We’re not going to solve an indebtedness problem by taking on more debt.
– Lacy Hunt, executive VP at Hoisington Investment Management
Welcome to a world in deflation (and we’re not just talking about Tom Brady’s footballs). Falling prices are great if you have cash, but they reflect a depressed world where consumers and businesses aren’t spending money and aren’t buying the oil, copper, iron ore or coal that took billions of dollars to develop just a few years ago. Typically, they also take away one of the key policy tools to revive a stumbling economy: cutting interest rates. That’s because lending rates need to go below the inflation rate to stimulate the economy. But with inflation near or below zero, that’s mathematically impossible. “Deflation isn’t looming,” says A. Gary Shilling, a Springfield, New Jersey-based consultant and investment adviser. “It’s here.”
A lot of the concerns about today stem back to actions taken following the 2008 global financial crisis. That’s when — in the U.S., at least — the Federal Reserve responded by eventually buying trillions of dollars of government bonds, pushing money into the banking system. The program is widely, though not universally, credited with helping to stabilize the inflation rate, push up the stock market, and support the economy enough to bring down unemployment and plant the seeds of recovery.

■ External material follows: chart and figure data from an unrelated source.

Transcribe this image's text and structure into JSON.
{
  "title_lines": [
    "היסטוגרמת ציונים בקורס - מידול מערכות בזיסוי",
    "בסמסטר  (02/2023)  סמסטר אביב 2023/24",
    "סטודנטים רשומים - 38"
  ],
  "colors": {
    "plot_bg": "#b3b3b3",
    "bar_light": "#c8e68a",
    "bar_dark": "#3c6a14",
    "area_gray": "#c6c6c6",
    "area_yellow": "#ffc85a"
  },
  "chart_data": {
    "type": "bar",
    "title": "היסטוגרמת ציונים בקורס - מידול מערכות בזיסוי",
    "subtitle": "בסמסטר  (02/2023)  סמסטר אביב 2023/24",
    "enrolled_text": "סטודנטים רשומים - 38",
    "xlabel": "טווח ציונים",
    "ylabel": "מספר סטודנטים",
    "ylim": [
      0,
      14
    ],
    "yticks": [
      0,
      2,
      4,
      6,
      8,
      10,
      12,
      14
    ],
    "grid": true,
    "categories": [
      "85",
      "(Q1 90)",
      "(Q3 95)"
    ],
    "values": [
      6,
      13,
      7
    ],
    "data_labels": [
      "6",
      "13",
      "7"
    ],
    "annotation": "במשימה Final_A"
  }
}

Unfortunately, the rest of world’s struggling to rev up their own economic engines. Roger Bootle, managing director of Capital Economics in London, says that Europe has stumbled by trying to fight the last war — against inflation — rather than recognizing the imminent dangers of deflation, and he expects that eurozone will have trouble economically hanging together. Other countries have also taken risky and, some say, dangerous measures to clean up problems left over from the 2008 global financial crisis. That’s meant ballooning levels of debt in China, Japan and Europe, even though debt was blamed for the original crisis. “We’re not going to solve an indebtedness problem by taking on more debt,” warns Lacy Hunt, economist and executive vice president at Hoisington Investment Management, which runs its own bond fund.

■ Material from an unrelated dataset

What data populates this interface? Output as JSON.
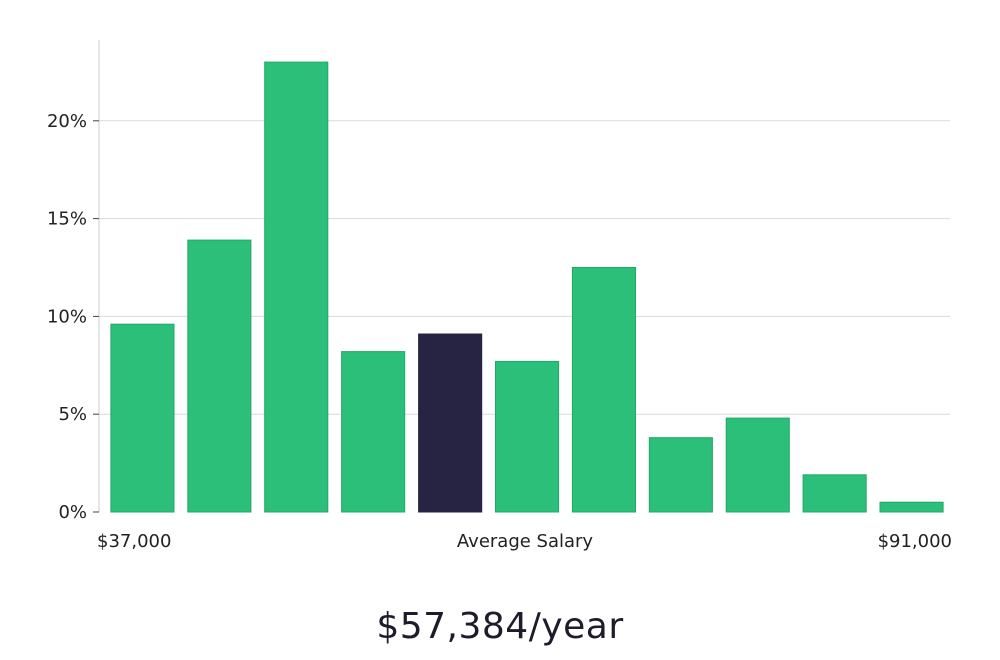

Not everyone is worried, of course. In fact, in the U.S., the best deals spun off by the global panic over dropping prices, perhaps, are fantastically cheap mortgages. Zach Nalbone, for one, decided to refinance his Washington, D.C., home just a year after buying the fixer-upper and says he shaved a full point off a 30-year loan — which cut $538 from his monthly payment. “It allowed me to save a tremendous amount of money,” says the 24-year-old cybersecurity consultant.
To be sure, governments are trying to prevent prices from plummeting. In January, the European Central Bank upped the ante by announcing a trillion-dollar stimulus program, though the hard part will be getting money from the banks to consumers or companies ready to spend it. Shilling calls it a “desperation play,” whose immediate effect is to weaken Europe’s currency, the euro. When foreigners flee the euro and buy dollars, they’ll often park their money in the U.S. bond market, which brings down interest rates that determine what borrowers pay on a mortgage — thus the link between deflation in Europe and the U.S. housing market.
But the last time the world saw global competitive currency devaluations like this, Hunt warns, was in the run-up to the Great Depression in the late 1920s. And if history has taught us anything, it’s that it’s often repeated. Indeed, one McKinsey Global Institute study that looked at past instances of financial crises found the most common way of bringing down debt levels following a financial crisis was through an extended period of austerity, and where economic growth is held back as debt is paid down. Translation? It’s a tough road ahead for many of us, warns Hunt.
Laura Secorun Palet contributed reporting.